PAGES OF TESTIMONY FROM YAD VASHEM
by M. Traub and D. Fleishman-Traub, Tel-Aviv
Kupishuk - located in the forest on the river Kupe, 40 kilometers east of the capital
As the onset of the Holocaust, there were 1,500 Jews living there. The German army
captured the town on June 26, 1941, when it was inhabited by many Jews who came there by
foot from Ponevez, Subich and Vishinto. Many Jews also came there by horse and buggy.
Shortly, the atrocities began. The Jews were put into ghettos and were given inadequate
housing on Vilna Street. They lived in the old fire department headquarters where they
were crowded and living conditions were unbelievable. They were given almost no food or
Immediately, large groups were taken out to be slaughtered.

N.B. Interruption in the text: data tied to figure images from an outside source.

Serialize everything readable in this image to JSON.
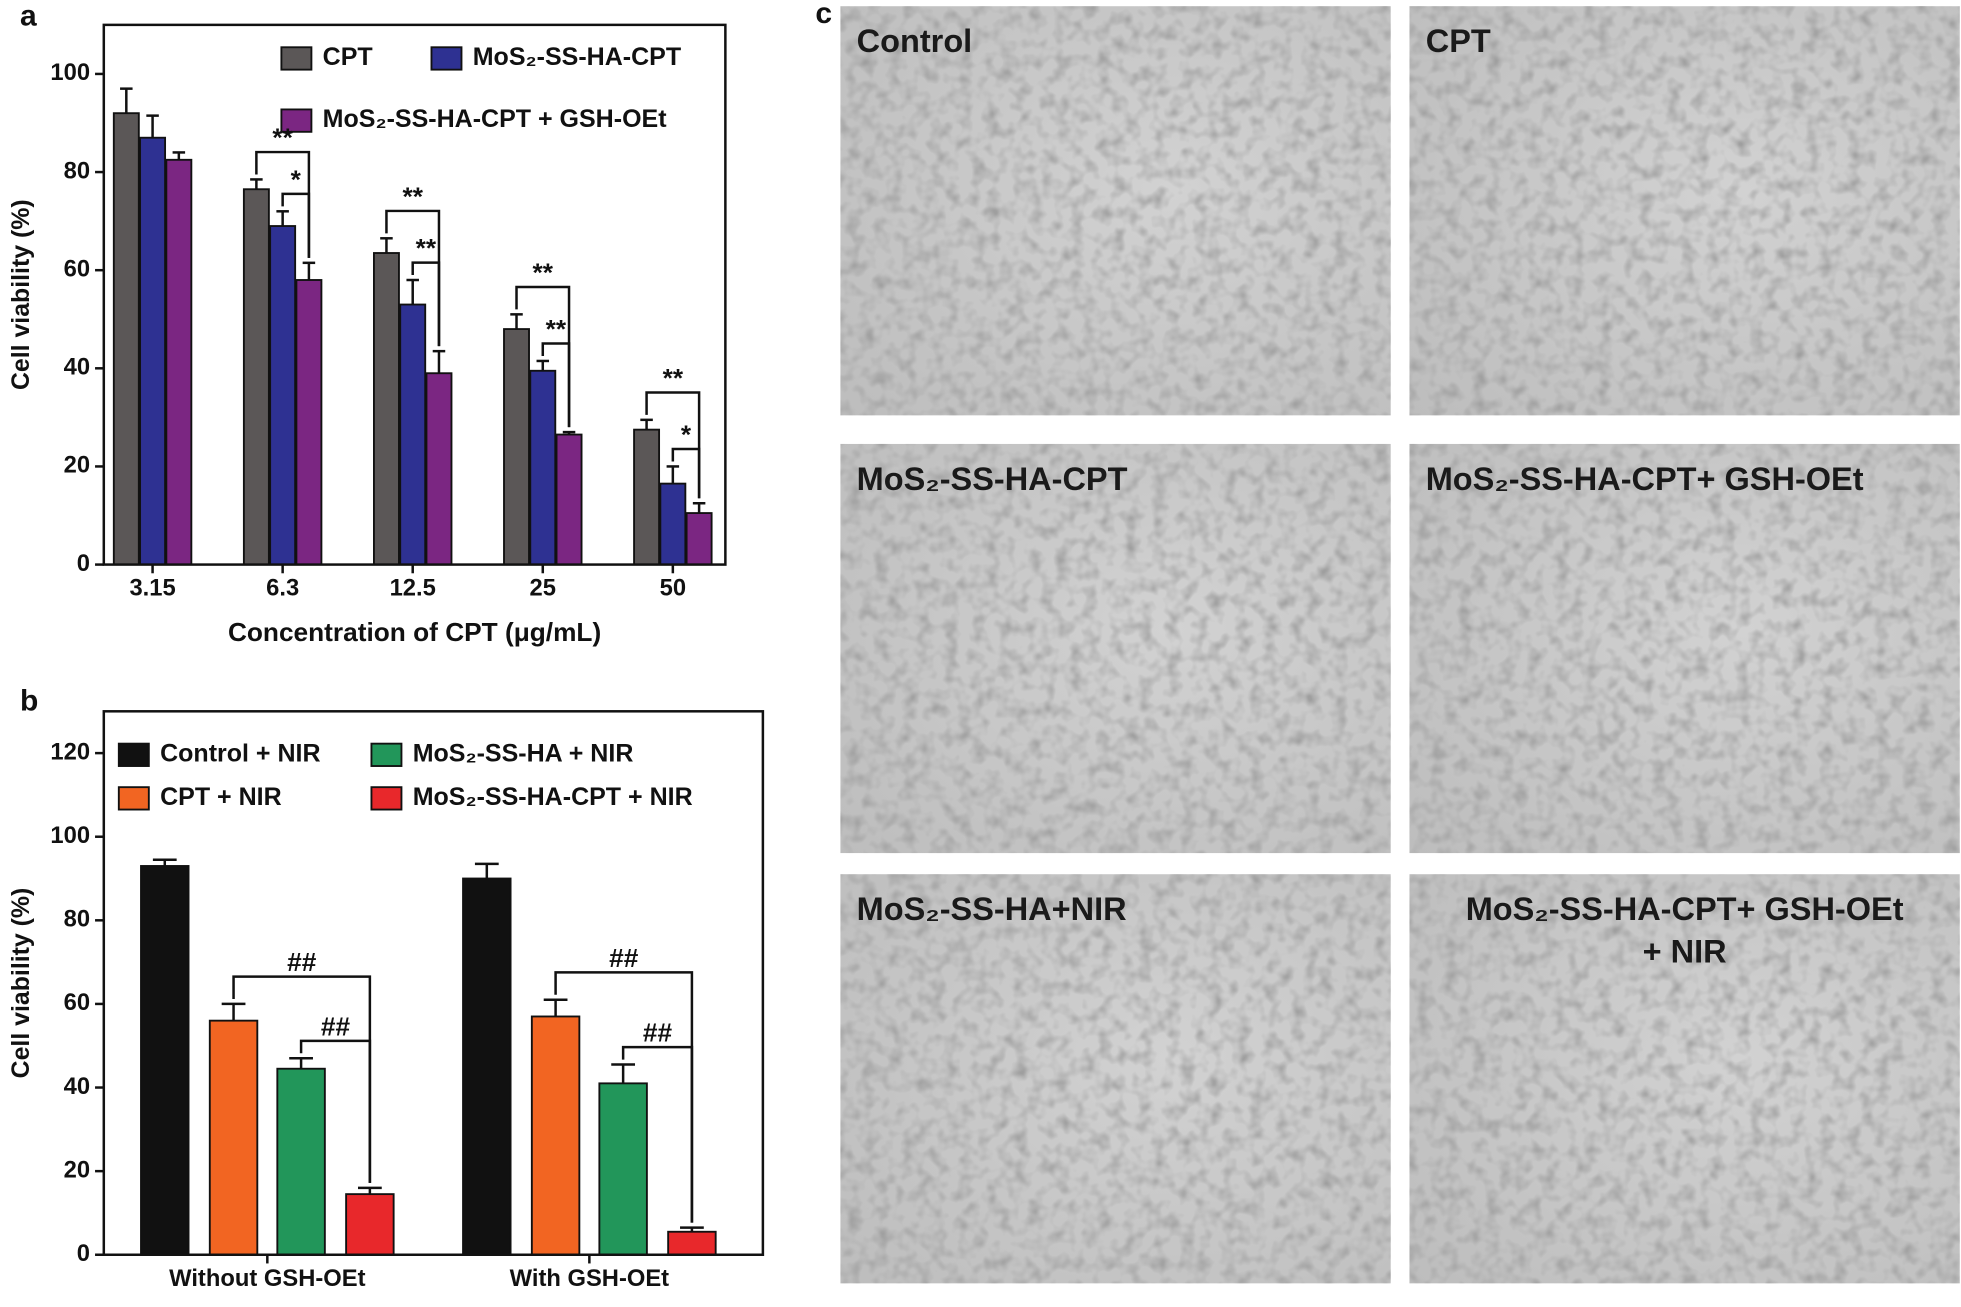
{
  "chart_data": [
    {
      "type": "bar",
      "panel": "a",
      "ylabel": "Cell viability (%)",
      "xlabel": "Concentration of CPT (μg/mL)",
      "categories": [
        "3.15",
        "6.3",
        "12.5",
        "25",
        "50"
      ],
      "series": [
        {
          "name": "CPT",
          "color": "#5b5757",
          "values": [
            92,
            76.5,
            63.5,
            48,
            27.5
          ],
          "errors": [
            5,
            2,
            3,
            3,
            2
          ]
        },
        {
          "name": "MoS₂-SS-HA-CPT",
          "color": "#2e3192",
          "values": [
            87,
            69,
            53,
            39.5,
            16.5
          ],
          "errors": [
            4.5,
            3,
            5,
            2,
            3.5
          ]
        },
        {
          "name": "MoS₂-SS-HA-CPT + GSH-OEt",
          "color": "#7b2682",
          "values": [
            82.5,
            58,
            39,
            26.5,
            10.5
          ],
          "errors": [
            1.5,
            3.5,
            4.5,
            0.5,
            2
          ]
        }
      ],
      "ylim": [
        0,
        110
      ],
      "yticks": [
        0,
        20,
        40,
        60,
        80,
        100
      ],
      "annotations": [
        "**",
        "*",
        "**",
        "**",
        "**",
        "**",
        "**",
        "*"
      ]
    },
    {
      "type": "bar",
      "panel": "b",
      "ylabel": "Cell viability (%)",
      "categories": [
        "Without GSH-OEt",
        "With GSH-OEt"
      ],
      "series": [
        {
          "name": "Control + NIR",
          "color": "#111111",
          "values": [
            93,
            90
          ],
          "errors": [
            1.5,
            3.5
          ]
        },
        {
          "name": "CPT + NIR",
          "color": "#f26522",
          "values": [
            56,
            57
          ],
          "errors": [
            4,
            4
          ]
        },
        {
          "name": "MoS₂-SS-HA + NIR",
          "color": "#22965a",
          "values": [
            44.5,
            41
          ],
          "errors": [
            2.5,
            4.5
          ]
        },
        {
          "name": "MoS₂-SS-HA-CPT + NIR",
          "color": "#e8282b",
          "values": [
            14.5,
            5.5
          ],
          "errors": [
            1.5,
            1
          ]
        }
      ],
      "ylim": [
        0,
        130
      ],
      "yticks": [
        0,
        20,
        40,
        60,
        80,
        100,
        120
      ],
      "annotations": [
        "##",
        "##",
        "##",
        "##"
      ]
    }
  ],
  "panel_c": {
    "label": "c",
    "images": [
      {
        "caption": [
          "Control"
        ]
      },
      {
        "caption": [
          "CPT"
        ]
      },
      {
        "caption": [
          "MoS₂-SS-HA-CPT"
        ]
      },
      {
        "caption": [
          "MoS₂-SS-HA-CPT+ GSH-OEt"
        ]
      },
      {
        "caption": [
          "MoS₂-SS-HA+NIR"
        ]
      },
      {
        "caption": [
          "MoS₂-SS-HA-CPT+ GSH-OEt",
          "+ NIR"
        ]
      }
    ]
  }
}
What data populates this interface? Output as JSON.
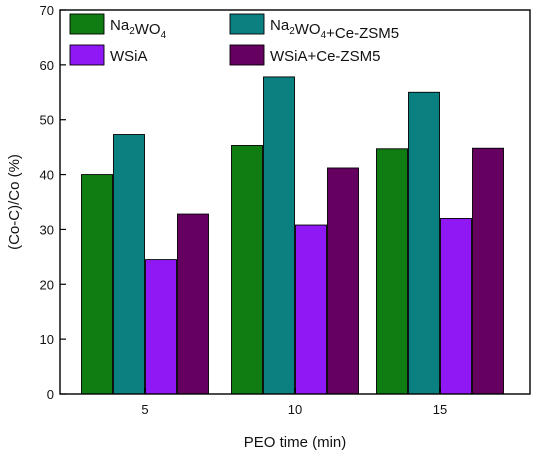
{
  "chart_data": {
    "type": "bar",
    "categories": [
      "5",
      "10",
      "15"
    ],
    "series": [
      {
        "name": "Na2WO4",
        "label_parts": [
          {
            "text": "Na",
            "sub": false
          },
          {
            "text": "2",
            "sub": true
          },
          {
            "text": "WO",
            "sub": false
          },
          {
            "text": "4",
            "sub": true
          }
        ],
        "values": [
          40,
          45.3,
          44.7
        ],
        "color": "#0f7d12"
      },
      {
        "name": "Na2WO4+Ce-ZSM5",
        "label_parts": [
          {
            "text": "Na",
            "sub": false
          },
          {
            "text": "2",
            "sub": true
          },
          {
            "text": "WO",
            "sub": false
          },
          {
            "text": "4",
            "sub": true
          },
          {
            "text": "+Ce-ZSM5",
            "sub": false
          }
        ],
        "values": [
          47.3,
          57.8,
          55
        ],
        "color": "#0a8080"
      },
      {
        "name": "WSiA",
        "label_parts": [
          {
            "text": "WSiA",
            "sub": false
          }
        ],
        "values": [
          24.5,
          30.8,
          32
        ],
        "color": "#8f18f5"
      },
      {
        "name": "WSiA+Ce-ZSM5",
        "label_parts": [
          {
            "text": "WSiA+Ce-ZSM5",
            "sub": false
          }
        ],
        "values": [
          32.8,
          41.2,
          44.8
        ],
        "color": "#650060"
      }
    ],
    "xlabel": "PEO time (min)",
    "ylabel": "(Co-C)/Co (%)",
    "ylim": [
      0,
      70
    ],
    "yticks": [
      0,
      10,
      20,
      30,
      40,
      50,
      60,
      70
    ],
    "grid": false,
    "legend_position": "top-left"
  }
}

The actual work was done by
Lithuanian activists who were residents of Kupishuk before the German occupation.
The Germans appointed a German resident named Luva as commander of the town. He came to
Kupishuk during the Russian occupation claiming he was wounded by the Germans. The
Russians took pity on him and made him a teacher in a gymnasia and he won their trust by
posing as a Communist. Later, it became clear that he was a Nazi.
According to his records, he arrested 25 people, kept them in a cellar, and in July,
took them out behind the railroad station and killed them. The next group of Jews he
arrested was larger and consisted of most males and a few younger women. He took all 41 of
them on August, 1941, to the rear of the monastery and killed some. The rest he killed
behind the Lithuanian gymnasia. He killed a third group in a similar manner. This was all
done by Lithuanians under Luva's supervision.
The intelligentzia of the city also have blood on their hands. The head of the police,
P. Graizunas and his assistant, V. Gadialis, along with the gym teacher Kargzdieta, and
Luva's lover, Zikunis, took part in this.
Along with them, were graduates of the Lithuanian gymnasia including: Yukanis,
Tchumshumis, Dubrindis, Dambraukartis and others, who helped uproot Jews from their hiding
places. By September, 1941, not one Jew remained in Kupishuk.
Among the 3,000 Jews killed were some from Vishinta, Shmantze, Plivna, and some from
Subech and othe small communities.
There was a priest named Ragouskas who was a teacher in the Kupishuk gymnasia. He was
disenchanted with Catholicism and tried to save some Jews, but it was in vain since Luva
and his followers found them.
Dr. J. Franzkevich was the doctor in Kupishuk and tried to save the Rebbetzin
Pertzovsky and Mrs. Meyerovitz and her children, but they were killed.
One of the first young Jews to revolt was I. Gershumet. Along with him was: Ch. Yutin,
H. Shoistevnia, Tzundel, and their friends. They revolted against their Lithuanian
students who aided the Nazis. They wounded 2 students which caused even more hatred
towards the Jews.
Only 3 Jewish cemeteries remained in Kupishuk. One behind Casa Caten, one near the
seminary and a small one near the railroad station.
The Jews who tried to escape were killed along with the others. Very few succeeded in
reaching Russia and few remained in the Vilna or Kovna ghettos.
After the War, the Kupishuker survivors organized and built a monument for the fallen,
written in Lithuanian, Russian and Yiddish. They wanted to erect this monument where the
Kupishukers were killed, but the Russian government wouldn't allow it and the monument was
kept in an office until 1953 when it was moved elsewhere. On it was inscribed
"Casualties of the Facists in Russian and Lithuanian.
In the cemetery logbook titled, "The Slaughter of the Public in Lithuania",
it reveals 3 places of murder in Kupishuk.
The first place is at the end of Gidamin Street in Kupishuk, near the priests'
cemetery. The date of the slaughter was late in 1941 and about 1,000 people were killed.
The second place is near the Jewish cemetery on the River Kupe where, late in 1941,
2,700 people were killed.
The third is the Slavantziskis forest, 1 kilometer from the railroad station toward
Shimyana. The date is June 28, 1941, and 78 people were killed.